Question

Dairy cows at large commercial farms often receive injections of bST (Bovine Somatotropin), a hormone used to spur milk production. Bauman et al. (Journal of Dairy Science, 1989) reported that 12 cows given bST produced an average of 28.0 kg/d of milk. Assume that the standart deviation of milk production is 2.25 kg/d.

Requried:
a. Find a 99% confidence interval for the true mean milk production.
b. If the farms want the confidence interval to be no wider than ± 1.25 kg/d, what level of confidence would they need to use?

Answer 1

a) 26.33 kg/d and 29.67 kg/d

b) 94.5%

Explanation:

a. Find a 99% confidence interval for the true mean milk production.

We have that to find our
`\alpha` level, that is the subtraction of 1 by the confidence interval divided by 2. So:

`\alpha = (1-0.99)/(2) = 0.005`

Now, we have to find z in the Ztable as such z has a pvalue of
`1-\alpha`.

So it is z with a pvalue of
`1-0.005 = 0.995`, so
`z = 2.575`

Now, find the margin of error M as such

`M = z*(\sigma)/(√(n))`

In which
`\sigma` is the standard deviation of the population and n is the size of the sample.
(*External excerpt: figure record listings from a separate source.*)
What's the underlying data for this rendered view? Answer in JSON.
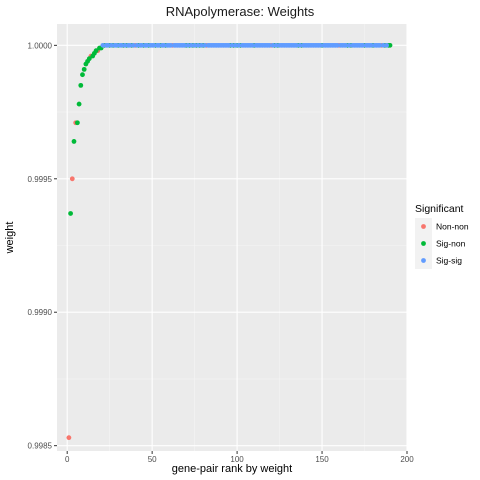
{
  "chart_data": {
    "type": "scatter",
    "title": "RNApolymerase: Weights",
    "xlabel": "gene-pair rank by weight",
    "ylabel": "weight",
    "xlim": [
      -6,
      200
    ],
    "ylim": [
      0.99848,
      1.00008
    ],
    "x_ticks": [
      0,
      50,
      100,
      150,
      200
    ],
    "x_tick_labels": [
      "0",
      "50",
      "100",
      "150",
      "200"
    ],
    "y_ticks": [
      0.9985,
      0.999,
      0.9995,
      1.0
    ],
    "y_tick_labels": [
      "0.9985",
      "0.9990",
      "0.9995",
      "1.0000"
    ],
    "grid": true,
    "legend": {
      "title": "Significant",
      "position": "right",
      "entries": [
        {
          "name": "Non-non",
          "color": "#F8766D"
        },
        {
          "name": "Sig-non",
          "color": "#00BA38"
        },
        {
          "name": "Sig-sig",
          "color": "#619CFF"
        }
      ]
    },
    "series": [
      {
        "name": "Non-non",
        "color": "#F8766D",
        "points": [
          [
            1,
            0.99853
          ],
          [
            3,
            0.9995
          ],
          [
            5,
            0.99971
          ],
          [
            14,
            0.99996
          ],
          [
            18,
            0.99998
          ],
          [
            40,
            1.0
          ],
          [
            62,
            1.0
          ],
          [
            82,
            1.0
          ],
          [
            120,
            1.0
          ],
          [
            160,
            1.0
          ],
          [
            185,
            1.0
          ]
        ]
      },
      {
        "name": "Sig-non",
        "color": "#00BA38",
        "points": [
          [
            2,
            0.99937
          ],
          [
            4,
            0.99964
          ],
          [
            6,
            0.99971
          ],
          [
            7,
            0.99978
          ],
          [
            8,
            0.99985
          ],
          [
            9,
            0.99989
          ],
          [
            10,
            0.99991
          ],
          [
            11,
            0.99993
          ],
          [
            12,
            0.99994
          ],
          [
            13,
            0.99995
          ],
          [
            15,
            0.99996
          ],
          [
            16,
            0.99997
          ],
          [
            17,
            0.99998
          ],
          [
            19,
            0.99999
          ],
          [
            20,
            0.99999
          ],
          [
            22,
            1.0
          ],
          [
            25,
            1.0
          ],
          [
            27,
            1.0
          ],
          [
            30,
            1.0
          ],
          [
            33,
            1.0
          ],
          [
            35,
            1.0
          ],
          [
            38,
            1.0
          ],
          [
            42,
            1.0
          ],
          [
            45,
            1.0
          ],
          [
            48,
            1.0
          ],
          [
            52,
            1.0
          ],
          [
            55,
            1.0
          ],
          [
            58,
            1.0
          ],
          [
            70,
            1.0
          ],
          [
            72,
            1.0
          ],
          [
            74,
            1.0
          ],
          [
            76,
            1.0
          ],
          [
            78,
            1.0
          ],
          [
            80,
            1.0
          ],
          [
            96,
            1.0
          ],
          [
            98,
            1.0
          ],
          [
            100,
            1.0
          ],
          [
            102,
            1.0
          ],
          [
            110,
            1.0
          ],
          [
            122,
            1.0
          ],
          [
            124,
            1.0
          ],
          [
            136,
            1.0
          ],
          [
            138,
            1.0
          ],
          [
            150,
            1.0
          ],
          [
            165,
            1.0
          ],
          [
            167,
            1.0
          ],
          [
            175,
            1.0
          ],
          [
            180,
            1.0
          ],
          [
            187,
            1.0
          ],
          [
            189,
            1.0
          ],
          [
            190,
            1.0
          ]
        ]
      },
      {
        "name": "Sig-sig",
        "color": "#619CFF",
        "points": [
          [
            21,
            1.0
          ],
          [
            23,
            1.0
          ],
          [
            24,
            1.0
          ],
          [
            26,
            1.0
          ],
          [
            28,
            1.0
          ],
          [
            29,
            1.0
          ],
          [
            31,
            1.0
          ],
          [
            32,
            1.0
          ],
          [
            34,
            1.0
          ],
          [
            36,
            1.0
          ],
          [
            37,
            1.0
          ],
          [
            39,
            1.0
          ],
          [
            41,
            1.0
          ],
          [
            43,
            1.0
          ],
          [
            44,
            1.0
          ],
          [
            46,
            1.0
          ],
          [
            47,
            1.0
          ],
          [
            49,
            1.0
          ],
          [
            50,
            1.0
          ],
          [
            51,
            1.0
          ],
          [
            53,
            1.0
          ],
          [
            54,
            1.0
          ],
          [
            56,
            1.0
          ],
          [
            57,
            1.0
          ],
          [
            59,
            1.0
          ],
          [
            60,
            1.0
          ],
          [
            61,
            1.0
          ],
          [
            63,
            1.0
          ],
          [
            64,
            1.0
          ],
          [
            65,
            1.0
          ],
          [
            66,
            1.0
          ],
          [
            67,
            1.0
          ],
          [
            68,
            1.0
          ],
          [
            69,
            1.0
          ],
          [
            71,
            1.0
          ],
          [
            73,
            1.0
          ],
          [
            75,
            1.0
          ],
          [
            77,
            1.0
          ],
          [
            79,
            1.0
          ],
          [
            81,
            1.0
          ],
          [
            83,
            1.0
          ],
          [
            84,
            1.0
          ],
          [
            85,
            1.0
          ],
          [
            86,
            1.0
          ],
          [
            87,
            1.0
          ],
          [
            88,
            1.0
          ],
          [
            89,
            1.0
          ],
          [
            90,
            1.0
          ],
          [
            91,
            1.0
          ],
          [
            92,
            1.0
          ],
          [
            93,
            1.0
          ],
          [
            94,
            1.0
          ],
          [
            95,
            1.0
          ],
          [
            97,
            1.0
          ],
          [
            99,
            1.0
          ],
          [
            101,
            1.0
          ],
          [
            103,
            1.0
          ],
          [
            104,
            1.0
          ],
          [
            105,
            1.0
          ],
          [
            106,
            1.0
          ],
          [
            107,
            1.0
          ],
          [
            108,
            1.0
          ],
          [
            109,
            1.0
          ],
          [
            111,
            1.0
          ],
          [
            112,
            1.0
          ],
          [
            113,
            1.0
          ],
          [
            114,
            1.0
          ],
          [
            115,
            1.0
          ],
          [
            116,
            1.0
          ],
          [
            117,
            1.0
          ],
          [
            118,
            1.0
          ],
          [
            119,
            1.0
          ],
          [
            121,
            1.0
          ],
          [
            123,
            1.0
          ],
          [
            125,
            1.0
          ],
          [
            126,
            1.0
          ],
          [
            127,
            1.0
          ],
          [
            128,
            1.0
          ],
          [
            129,
            1.0
          ],
          [
            130,
            1.0
          ],
          [
            131,
            1.0
          ],
          [
            132,
            1.0
          ],
          [
            133,
            1.0
          ],
          [
            134,
            1.0
          ],
          [
            135,
            1.0
          ],
          [
            137,
            1.0
          ],
          [
            139,
            1.0
          ],
          [
            140,
            1.0
          ],
          [
            141,
            1.0
          ],
          [
            142,
            1.0
          ],
          [
            143,
            1.0
          ],
          [
            144,
            1.0
          ],
          [
            145,
            1.0
          ],
          [
            146,
            1.0
          ],
          [
            147,
            1.0
          ],
          [
            148,
            1.0
          ],
          [
            149,
            1.0
          ],
          [
            151,
            1.0
          ],
          [
            152,
            1.0
          ],
          [
            153,
            1.0
          ],
          [
            154,
            1.0
          ],
          [
            155,
            1.0
          ],
          [
            156,
            1.0
          ],
          [
            157,
            1.0
          ],
          [
            158,
            1.0
          ],
          [
            159,
            1.0
          ],
          [
            161,
            1.0
          ],
          [
            162,
            1.0
          ],
          [
            163,
            1.0
          ],
          [
            164,
            1.0
          ],
          [
            166,
            1.0
          ],
          [
            168,
            1.0
          ],
          [
            169,
            1.0
          ],
          [
            170,
            1.0
          ],
          [
            171,
            1.0
          ],
          [
            172,
            1.0
          ],
          [
            173,
            1.0
          ],
          [
            174,
            1.0
          ],
          [
            176,
            1.0
          ],
          [
            177,
            1.0
          ],
          [
            178,
            1.0
          ],
          [
            179,
            1.0
          ],
          [
            181,
            1.0
          ],
          [
            182,
            1.0
          ],
          [
            183,
            1.0
          ],
          [
            184,
            1.0
          ],
          [
            186,
            1.0
          ],
          [
            188,
            1.0
          ]
        ]
      }
    ]
  }
}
`M = 2.575*(2.25)/(√(12)) = 1.67`

The lower end of the interval is the sample mean subtracted by M. So it is 28 - 1.67 = 26.33 kg/d

The upper end of the interval is the sample mean added to M. So it is 28 + 1.67 = 29.67 kg/d

The 99% confidence interval for the true mean milk production is between 26.33 kg/d and 29.67 kg/d

b. If the farms want the confidence interval to be no wider than ± 1.25 kg/d, what level of confidence would they need to use?

We need to find z initially, when M = 1.25.

`M = z*(2.25)/(√(12)) = 1.67`

`1.25 = z*(2.25)/(√(12)) = 1.67`

`2.25z = 1.25√(12)`

`z = (1.25√(12))/(2.25)`

`z = 1.92`

When
`z = 1.92`, it has a pvalue of 0.9725.

1 - 2*(1 - 0.9725) = 0.945

So we should use a confidence level of 94.5%.